For closeup work, I just use an little plastic Calumet bellows calculator. You place its little target temporarily at the subject plane, focus, then measure the width of that target on the ground glass using the other piece, which tells you both the degree of magnification and how much extra exposure you need. Super simple, and works with all view camera lenses. I think someone else makes something equivalent these days. But several used Calumet ones are on EBay right now. Search "bellows calculator".
The following equation works for compensation in f-stops: Compensation=(bellows extension/focal length)*Log2
I use an emulator for an HP programmable calculator on my cellphone, so it was pretty easy to program it with the only inputs needed being the bellows extension and focal length of the lens. This equation works no matter the units you use, as long as they match (mm/mm, in/in, twip/twip).
It's not just the hypothetical extension, since view cameras allow for movement too, which might offset the nodal point. Then throw in tele design lenses, and yet another possible complication. There are all kinds of workarounds. Punching more batter-dependent buttons sounds the least favoriet to me.
This has it all
https://kennethleegallery.com/html/tech/bellows.php
Sadly, Ebony Camera's website went offline when they shut down, but here's an archive of their "Lens Compatibility Table" https://web.archive.org/web/20170615...es/lenses.html
The Nikkor 300 M requires 290mm of bellows at infinity. That effectively adds 10mm to your bellows, and that adds up!
So, the math is 1/300 - 1/360 (instead of 1/350) and that gets you a close focus of 1800mm.

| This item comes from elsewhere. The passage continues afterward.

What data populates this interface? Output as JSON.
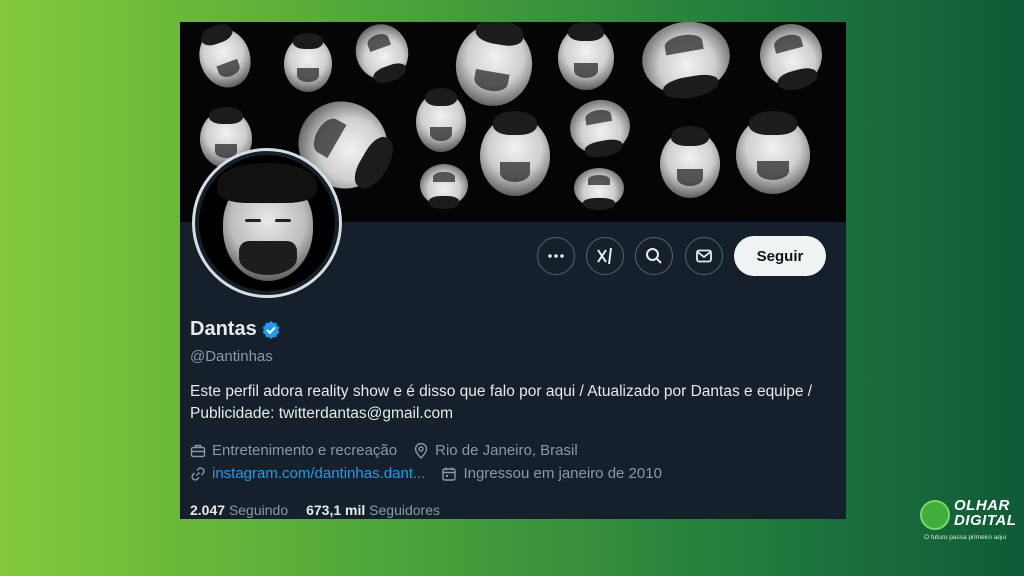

Movements may decrease this, plus your bellows may not really go to exactly 350mm, etc., but "about 2m" of close focus is not too bad.
https://www.flickr.com/photos/drew_saunders/
A basic Ebony RW45 will easily handle a 360mm lens (like my Fuji 360A) if base tilts are employed, or 300 mm plus without resorting to supplemental base tilts fore and aft, simply via the extension. The more expensive triple extension Ebonys will handle even longer.